Which plants have you used


----------



## tim (3 Jun 2013)

dean said:


> Which plants have you used


Hi dean, so far rotala rotundifolia, staurogyne, hydro tripartita, ludwigia repens, crypt wendtii brown, glosso, pogostemon helfri, want to add some peacock moss Anubis bonsai and maybe some juncus repens.


----------



## tim (11 Jun 2013)

Just over a week and things growing well  some of the submersed leaves melting but new growth showing still in two minds wether to add any shrimp or not.


----------



## sa80mark (11 Jun 2013)

Looking great tim, what lighting arw you using ?


----------



## tim (11 Jun 2013)

Thanks mark, using this light suspended about 2 ft above the tank 
 NEW T5 T8 Aquarium Fish Tank Overhead light Lamp Lighting Coral Plant Ornament | eBay
The three 8wt5 version


----------



## aliclarke86 (11 Jun 2013)

How have you gone about suspending the unit?


----------



## tim (11 Jun 2013)

aliclarke86 said:


> How have you gone about suspending the unit?
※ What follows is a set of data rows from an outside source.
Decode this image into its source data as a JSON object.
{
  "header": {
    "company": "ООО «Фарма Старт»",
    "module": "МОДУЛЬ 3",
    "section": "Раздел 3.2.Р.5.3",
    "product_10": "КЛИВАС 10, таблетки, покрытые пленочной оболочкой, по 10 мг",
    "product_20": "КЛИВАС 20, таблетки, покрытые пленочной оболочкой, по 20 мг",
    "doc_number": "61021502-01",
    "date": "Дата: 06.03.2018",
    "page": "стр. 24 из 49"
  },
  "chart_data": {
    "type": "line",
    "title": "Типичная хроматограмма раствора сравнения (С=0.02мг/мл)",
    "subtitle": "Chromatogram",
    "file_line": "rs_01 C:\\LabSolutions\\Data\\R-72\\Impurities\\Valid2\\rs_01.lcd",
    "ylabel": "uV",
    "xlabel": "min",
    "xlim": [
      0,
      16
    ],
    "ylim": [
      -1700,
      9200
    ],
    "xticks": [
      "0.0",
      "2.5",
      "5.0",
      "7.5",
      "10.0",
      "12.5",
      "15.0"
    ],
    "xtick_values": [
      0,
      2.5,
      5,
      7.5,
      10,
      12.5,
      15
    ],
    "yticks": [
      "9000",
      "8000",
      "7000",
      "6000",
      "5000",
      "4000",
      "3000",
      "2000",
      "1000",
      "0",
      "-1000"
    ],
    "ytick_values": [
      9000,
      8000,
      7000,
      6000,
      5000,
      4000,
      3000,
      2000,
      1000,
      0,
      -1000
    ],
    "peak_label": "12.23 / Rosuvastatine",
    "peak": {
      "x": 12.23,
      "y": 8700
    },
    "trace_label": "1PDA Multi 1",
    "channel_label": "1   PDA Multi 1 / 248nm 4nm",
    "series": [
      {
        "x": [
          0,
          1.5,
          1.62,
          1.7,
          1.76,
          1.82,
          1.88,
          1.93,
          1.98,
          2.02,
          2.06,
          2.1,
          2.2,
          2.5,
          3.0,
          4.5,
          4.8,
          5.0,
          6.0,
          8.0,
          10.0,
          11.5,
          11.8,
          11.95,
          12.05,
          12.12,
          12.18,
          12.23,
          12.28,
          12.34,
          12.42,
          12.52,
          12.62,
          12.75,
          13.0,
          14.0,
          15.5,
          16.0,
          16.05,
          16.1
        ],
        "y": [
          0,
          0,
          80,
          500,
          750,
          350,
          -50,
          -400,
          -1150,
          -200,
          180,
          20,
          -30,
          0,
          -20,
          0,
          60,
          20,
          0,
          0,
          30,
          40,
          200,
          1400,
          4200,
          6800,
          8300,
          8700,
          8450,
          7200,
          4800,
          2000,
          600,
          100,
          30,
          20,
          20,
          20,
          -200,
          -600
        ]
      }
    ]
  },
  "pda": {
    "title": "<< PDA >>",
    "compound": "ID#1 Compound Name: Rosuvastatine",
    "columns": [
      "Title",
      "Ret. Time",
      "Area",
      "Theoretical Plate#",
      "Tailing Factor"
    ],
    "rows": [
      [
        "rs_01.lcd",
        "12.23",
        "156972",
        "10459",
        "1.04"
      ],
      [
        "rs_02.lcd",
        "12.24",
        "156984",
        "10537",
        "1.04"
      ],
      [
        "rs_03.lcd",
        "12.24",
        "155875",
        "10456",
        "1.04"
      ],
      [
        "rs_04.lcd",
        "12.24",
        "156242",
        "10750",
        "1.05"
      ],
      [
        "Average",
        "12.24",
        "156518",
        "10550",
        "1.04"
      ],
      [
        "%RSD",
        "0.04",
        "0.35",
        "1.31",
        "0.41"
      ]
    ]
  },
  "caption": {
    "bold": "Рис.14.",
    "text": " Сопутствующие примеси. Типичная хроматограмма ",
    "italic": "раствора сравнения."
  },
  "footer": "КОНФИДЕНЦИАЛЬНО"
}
Just used wardrobe rail from wickes, rail brackets, and a 90 degree elbow from wickes.
Looks like this


----------



## tim (27 Jul 2013)

Had to take this down to make way for another project, it's new home is an old fluval spec with the filter chamber removed sat on my old fluval edge stand for lighting may need a heat mat if I want to keep it going longer term the LEDs don't seem to create as much heat.
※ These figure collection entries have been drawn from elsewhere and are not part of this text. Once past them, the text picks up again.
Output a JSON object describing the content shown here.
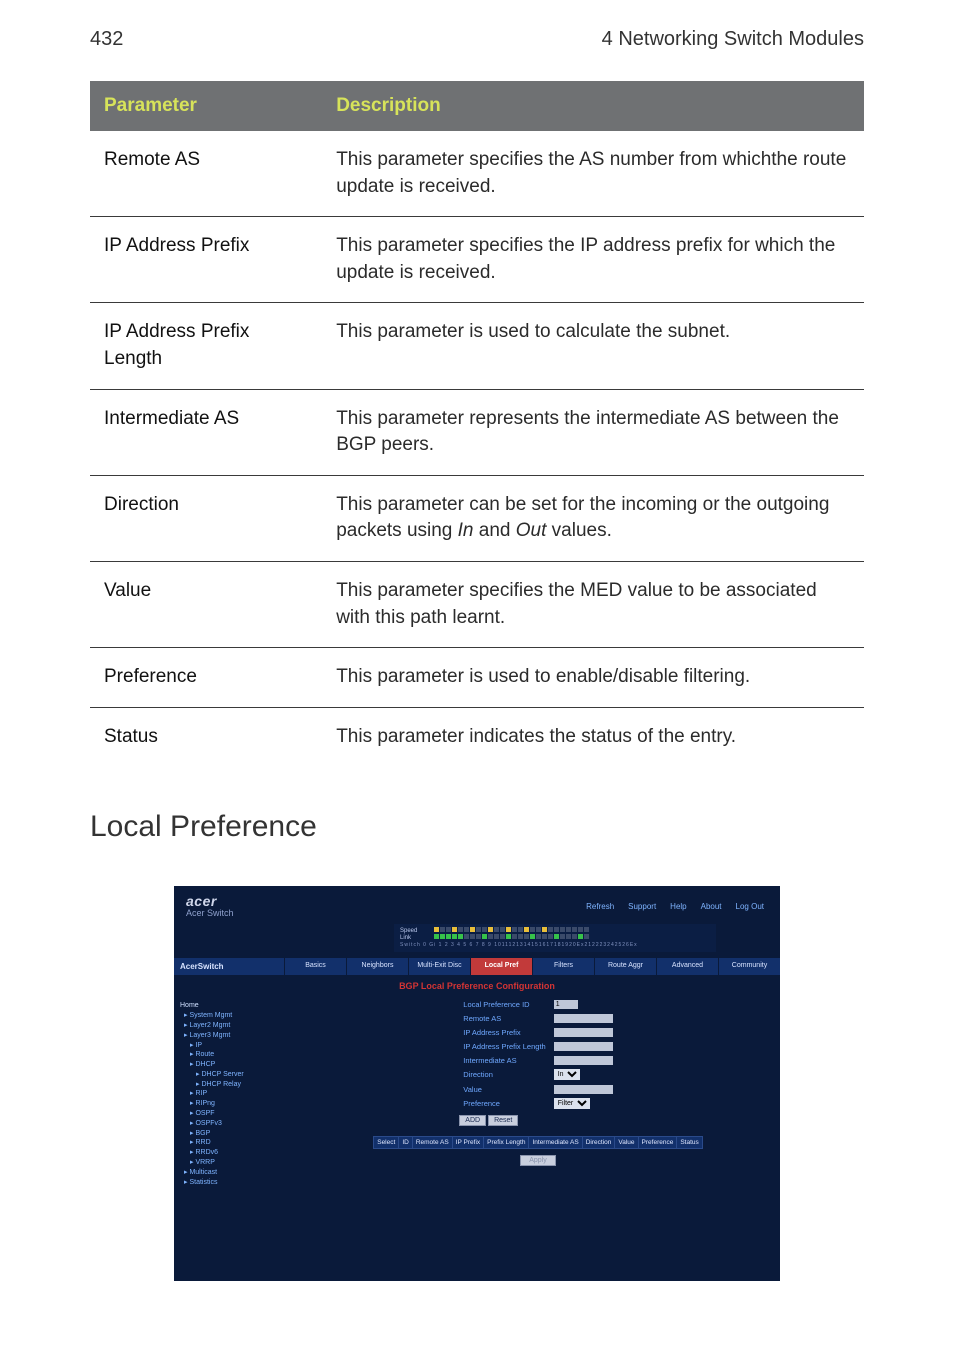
{
  "page_number": "432",
  "chapter_title": "4 Networking Switch Modules",
  "table": {
    "header_param": "Parameter",
    "header_desc": "Description",
    "header_bg": "#6f7173",
    "header_fg": "#d7e35a",
    "border_color": "#3a3a3a",
    "rows": [
      {
        "param": "Remote AS",
        "desc_pre": "This parameter specifies the AS number from whichthe route update is received."
      },
      {
        "param": "IP Address Prefix",
        "desc_pre": "This parameter specifies the IP address prefix for which the update is received."
      },
      {
        "param": "IP Address Prefix Length",
        "desc_pre": "This parameter is used to calculate the subnet."
      },
      {
        "param": "Intermediate AS",
        "desc_pre": "This parameter represents the intermediate AS between the BGP peers."
      },
      {
        "param": "Direction",
        "desc_pre": "This parameter can be set for the incoming or the outgoing packets using ",
        "italic1": "In",
        "mid": " and ",
        "italic2": "Out",
        "desc_post": " values."
      },
      {
        "param": "Value",
        "desc_pre": "This parameter specifies the MED value to be associated with this path learnt."
      },
      {
        "param": "Preference",
        "desc_pre": "This parameter is used to enable/disable filtering."
      },
      {
        "param": "Status",
        "desc_pre": "This parameter indicates the status of the entry."
      }
    ]
  },
  "heading_local_pref": "Local Preference",
  "screenshot": {
    "bg": "#0a1a3a",
    "brand_logo": "acer",
    "brand_sub": "Acer Switch",
    "toplinks": [
      "Refresh",
      "Support",
      "Help",
      "About",
      "Log Out"
    ],
    "port_labels": {
      "speed": "Speed",
      "link": "Link"
    },
    "port_numbers": "Switch 0 Gi 1 2 3 4 5 6 7 8 9 1011121314151617181920Ex212223242526Ex",
    "left_title": "AcerSwitch",
    "tabs": [
      "Basics",
      "Neighbors",
      "Multi-Exit Disc",
      "Local Pref",
      "Filters",
      "Route Aggr",
      "Advanced",
      "Community"
    ],
    "active_tab_index": 3,
    "tab_bg": "#12306b",
    "tab_active_bg": "#c23a3a",
    "bgp_title": "BGP Local Preference Configuration",
    "bgp_title_color": "#d23434",
    "sidebar": {
      "home": "Home",
      "items": [
        {
          "t": "System Mgmt",
          "lvl": 1
        },
        {
          "t": "Layer2 Mgmt",
          "lvl": 1
        },
        {
          "t": "Layer3 Mgmt",
          "lvl": 1
        },
        {
          "t": "IP",
          "lvl": 2
        },
        {
          "t": "Route",
          "lvl": 2
        },
        {
          "t": "DHCP",
          "lvl": 2
        },
        {
          "t": "DHCP Server",
          "lvl": 3
        },
        {
          "t": "DHCP Relay",
          "lvl": 3
        },
        {
          "t": "RIP",
          "lvl": 2
        },
        {
          "t": "RIPng",
          "lvl": 2
        },
        {
          "t": "OSPF",
          "lvl": 2
        },
        {
          "t": "OSPFv3",
          "lvl": 2
        },
        {
          "t": "BGP",
          "lvl": 2
        },
        {
          "t": "RRD",
          "lvl": 2
        },
        {
          "t": "RRDv6",
          "lvl": 2
        },
        {
          "t": "VRRP",
          "lvl": 2
        },
        {
          "t": "Multicast",
          "lvl": 1
        },
        {
          "t": "Statistics",
          "lvl": 1
        }
      ]
    },
    "form": {
      "rows": [
        {
          "label": "Local Preference ID",
          "type": "text",
          "value": "1",
          "small": true
        },
        {
          "label": "Remote AS",
          "type": "text",
          "value": ""
        },
        {
          "label": "IP Address Prefix",
          "type": "text",
          "value": ""
        },
        {
          "label": "IP Address Prefix Length",
          "type": "text",
          "value": ""
        },
        {
          "label": "Intermediate AS",
          "type": "text",
          "value": ""
        },
        {
          "label": "Direction",
          "type": "select",
          "value": "In"
        },
        {
          "label": "Value",
          "type": "text",
          "value": ""
        },
        {
          "label": "Preference",
          "type": "select",
          "value": "Filter"
        }
      ],
      "buttons": [
        "ADD",
        "Reset"
      ]
    },
    "grid_headers": [
      "Select",
      "ID",
      "Remote AS",
      "IP Prefix",
      "Prefix Length",
      "Intermediate AS",
      "Direction",
      "Value",
      "Preference",
      "Status"
    ],
    "apply_label": "Apply"
  }
}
Added a little bolbitus and a fern I found growing out of a derelict pub where the gutter was leaking so I assume it likes its feet wet so to speak


----------



## sa80mark (27 Jul 2013)

Very nice mate, is that anubias I see ? Wanting to have anubias in my wabi but read mixed storys of success with it, have you got the roots submerged ?


----------



## tim (27 Jul 2013)

Hi mark, yes there's anubias in there it did ok in the other tank with its roots in the water I kept it covered though so must have been the humidity, it may struggle now under the LEDs ill keep you posted.


----------



## tim (6 Aug 2013)

Not a great shot  



Everything seems to be settling into its new home, apart from the fern and bolbitus may come up with something else for the left just kept covered haven't opened or sprayed since it moved, lights on for 14 hours a day.


----------



## Gill (7 Aug 2013)

Really Loving this little wabi


----------



## Greenfinger2 (22 Sep 2013)

Hello tim, Love your Wabi-Kusa I love Growing  W-K too  They look good plus you learn so much about growing plants at the same time  Regards Roy


----------



## tim (22 Sep 2013)

Hi Roy, thanks  it was a nice little experiment with the emersed growing, taken the tank down for the winter now but I am planning a larger wabi for next spring.


----------



## Greenfinger2 (22 Sep 2013)

Hi tim, Ho well its that time of year now  There's always next year Lots to think about and lots to read up on Looking forward to seeing your next W-K Experiment  Regards Roy


----------